ENA changes take effect immediately after the instance restarts. EBS volume type and IOPS modifications are live and don’t require a reboot — changes typically apply within minutes. If you migrated from gp2 to gp3 with increased IOPS, you’ll see the improvement almost immediately in your CloudWatch metrics.

Do I need to stop my instance to change the EBS volume type or IOPS?

No. EBS volume modifications (including volume type, IOPS, and throughput) can be applied while the instance is running, with no downtime. The change may take a few minutes to complete.
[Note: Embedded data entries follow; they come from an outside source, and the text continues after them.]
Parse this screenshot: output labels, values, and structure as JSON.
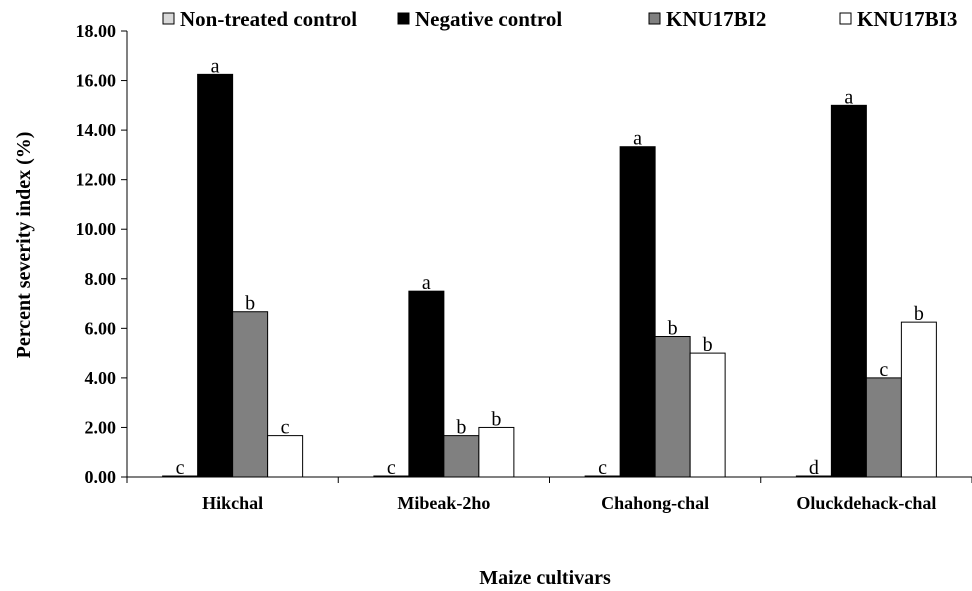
{
  "chart_data": {
    "type": "bar",
    "title": "",
    "xlabel": "Maize cultivars",
    "ylabel": "Percent severity index (%)",
    "ylim": [
      0,
      18
    ],
    "ytick_step": 2,
    "ytick_decimals": 2,
    "grid": false,
    "legend_position": "top",
    "categories": [
      "Hikchal",
      "Mibeak-2ho",
      "Chahong-chal",
      "Oluckdehack-chal"
    ],
    "series": [
      {
        "name": "Non-treated control",
        "color": "#d9d9d9",
        "values": [
          0.0,
          0.0,
          0.0,
          0.0
        ],
        "labels": [
          "c",
          "c",
          "c",
          "d"
        ]
      },
      {
        "name": "Negative control",
        "color": "#000000",
        "values": [
          16.25,
          7.5,
          13.33,
          15.0
        ],
        "labels": [
          "a",
          "a",
          "a",
          "a"
        ]
      },
      {
        "name": "KNU17BI2",
        "color": "#808080",
        "values": [
          6.67,
          1.67,
          5.67,
          4.0
        ],
        "labels": [
          "b",
          "b",
          "b",
          "c"
        ]
      },
      {
        "name": "KNU17BI3",
        "color": "#ffffff",
        "values": [
          1.67,
          2.0,
          5.0,
          6.25
        ],
        "labels": [
          "c",
          "b",
          "b",
          "b"
        ]
      }
    ]
  }
}
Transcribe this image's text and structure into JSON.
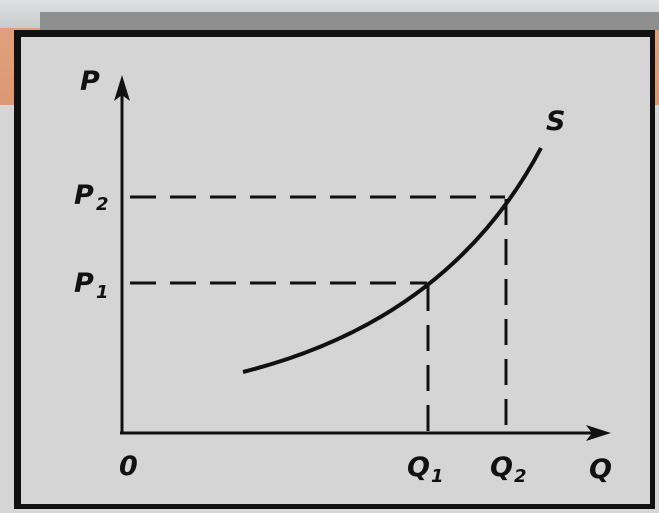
{
  "diagram": {
    "labels": {
      "y_axis": "P",
      "x_axis": "Q",
      "origin": "0",
      "curve": "S",
      "p1": "P",
      "p1_sub": "1",
      "p2": "P",
      "p2_sub": "2",
      "q1": "Q",
      "q1_sub": "1",
      "q2": "Q",
      "q2_sub": "2"
    },
    "colors": {
      "banner": "#dc9873",
      "panel": "#d5d5d5",
      "ink": "#111111"
    }
  }
}
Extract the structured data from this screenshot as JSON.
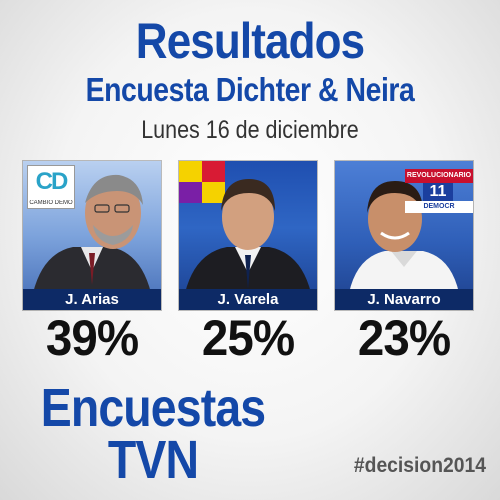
{
  "header": {
    "title": "Resultados",
    "subtitle": "Encuesta Dichter & Neira",
    "date": "Lunes 16 de diciembre"
  },
  "candidates": [
    {
      "name": "J. Arias",
      "percent": "39%",
      "party_logo_text": "CD",
      "party_logo_subtext": "CAMBIO DEMO",
      "party_icon": "cambio-democratico-logo-icon"
    },
    {
      "name": "J. Varela",
      "percent": "25%",
      "party_icon": "panamenista-flag-icon",
      "flag_colors": [
        "#f5d200",
        "#d81b34",
        "#7a1fa6"
      ]
    },
    {
      "name": "J. Navarro",
      "percent": "23%",
      "party_logo_top": "REVOLUCIONARIO",
      "party_logo_num": "11",
      "party_logo_bottom": "DEMOCR",
      "party_icon": "prd-logo-icon"
    }
  ],
  "footer": {
    "brand_line1": "Encuestas",
    "brand_line2": "TVN",
    "hashtag": "#decision2014"
  },
  "colors": {
    "brand_blue": "#1448a8",
    "name_strip": "#0d2a66",
    "percent_text": "#111111"
  }
}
Go to EC2 → Volumes → select your volume → Modify Volume.

Editor’s Opinion

honestly ec2 latency troubleshooting is one of those things that looks overwhelming at first but once you know the layers it becomes quite methodical. for me the biggest surprise was how often it turns out to be ebs iops rather than cpu or network – i think because its the least visible thing. the cloudwatch alarms tip is one i wish i’d set up earlier, would have saved me a lot of “why is everything slow” moments. if ur on a t3 instance check your cpu credit balance first, seriously, its almost always that.